The second piece, as shown by Cynthia and the previously linked post, is that the criteria for being allowed into HAMP is that the borrower is so close to the edge of failure that the holder of the loan can make the most money by keeping the nearly insolvent borrower on the hook for as long as possible. Taking money from the government under the general pretense of working out what often cannot possibly be worked out in order to refill the banks coffers.

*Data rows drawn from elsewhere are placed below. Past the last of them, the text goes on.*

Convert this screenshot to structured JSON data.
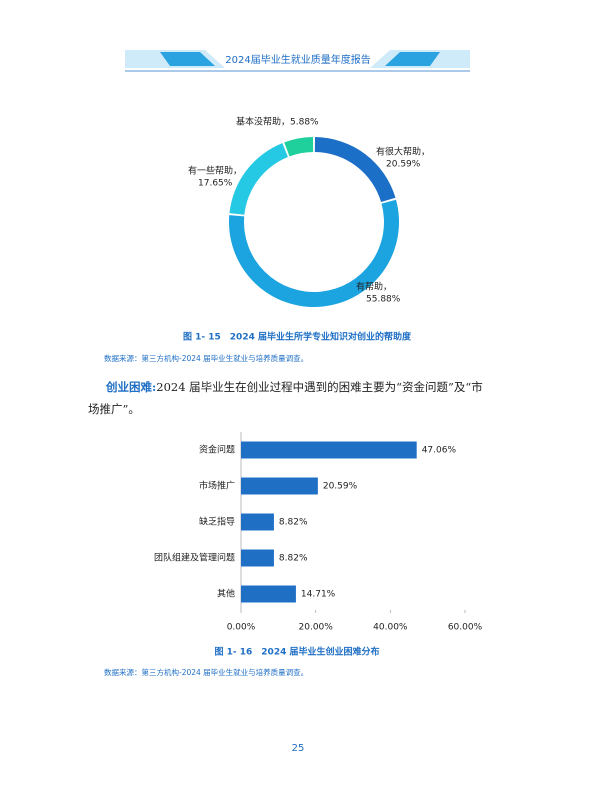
{
  "header": {
    "title": "2024届毕业生就业质量年度报告"
  },
  "chart_data": [
    {
      "type": "donut",
      "categories": [
        "有很大帮助，",
        "有帮助，",
        "有一些帮助，",
        "基本没帮助，"
      ],
      "values": [
        20.59,
        55.88,
        17.65,
        5.88
      ],
      "value_labels": [
        "20.59%",
        "55.88%",
        "17.65%",
        "5.88%"
      ],
      "colors": [
        "#1b6fc6",
        "#1ba4e0",
        "#26c9e3",
        "#20d09c"
      ]
    },
    {
      "type": "barh",
      "categories": [
        "资金问题",
        "市场推广",
        "缺乏指导",
        "团队组建及管理问题",
        "其他"
      ],
      "values": [
        47.06,
        20.59,
        8.82,
        8.82,
        14.71
      ],
      "value_labels": [
        "47.06%",
        "20.59%",
        "8.82%",
        "8.82%",
        "14.71%"
      ],
      "color": "#1f6fc5",
      "xlim": [
        0,
        60
      ],
      "xticks": [
        {
          "value": 0,
          "label": "0.00%"
        },
        {
          "value": 20,
          "label": "20.00%"
        },
        {
          "value": 40,
          "label": "40.00%"
        },
        {
          "value": 60,
          "label": "60.00%"
        }
      ]
    }
  ],
  "captions": [
    "图 1- 15　2024 届毕业生所学专业知识对创业的帮助度",
    "图 1- 16　2024 届毕业生创业困难分布"
  ],
  "sources": [
    "数据来源：第三方机构-2024 届毕业生就业与培养质量调查。",
    "数据来源：第三方机构-2024 届毕业生就业与培养质量调查。"
  ],
  "paragraph": {
    "lead": "创业困难:",
    "text": "2024 届毕业生在创业过程中遇到的困难主要为“资金问题”及“市场推广”。"
  },
  "page_number": "25"
}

Carnivore is too polite a term. These businesses are parasites on the generally unprotected who imagine that the government is there to keep the playing field level and fair.
Let Me reiterate this story of what happened to My Mother.
A Broker sold Her a mortgage She didn’t need for more than fifty thou what Her payoff was. The difference disappeared.
A Bank gave that mortgage for a hundred and fity five thousand dollars to an eighty nine year old woman on a house no where near worth that much.
The Paymenats were more than He SS check so she couldn’t even pay the first payment.
A Nice Lawyer tried to fight all of this for three years, and with all the Laws against taking advantage of the elderly. He lost in the charlotte Co. Courts in Florida because some pompose Judge sided with the Bank over all president.
Well after finding out She was going to lose Her house She only lasted three months before worring Herself to death. The only good thing was it was before they actually took the house.
The FDIC took over the Bank because this wasn’t their only bad deal, but didn’t change the outcome. A Sheriffs sale was held and guess what the only bidder was that Bank, and they bought the house a Sheriffs sale in the same Court System for one hundred dollars.
They have our Courts bought just like they do our Government, and we don’t see it.
Thank you for this, Cynthia.
I’ve recently learned that the mortgage company that foreclosed on my house is being sued in a class action lawsuit.
Cynthia, can Homeowners initiate suits against their original loan sources to determine if these sources still have legal standing to foreclose?
Depends on the State.
I’ve been told a lawsuit is necessary for the discovery of information about the actual owner of the loan.
Synoia, you mean there are some states where one can’t even find out by suing?
Great, timely article, Cynthia. And, Sunlight Commenters, good work sharing what’s actually going on out there. This will help save more people and good organizations from predation. RAWK on!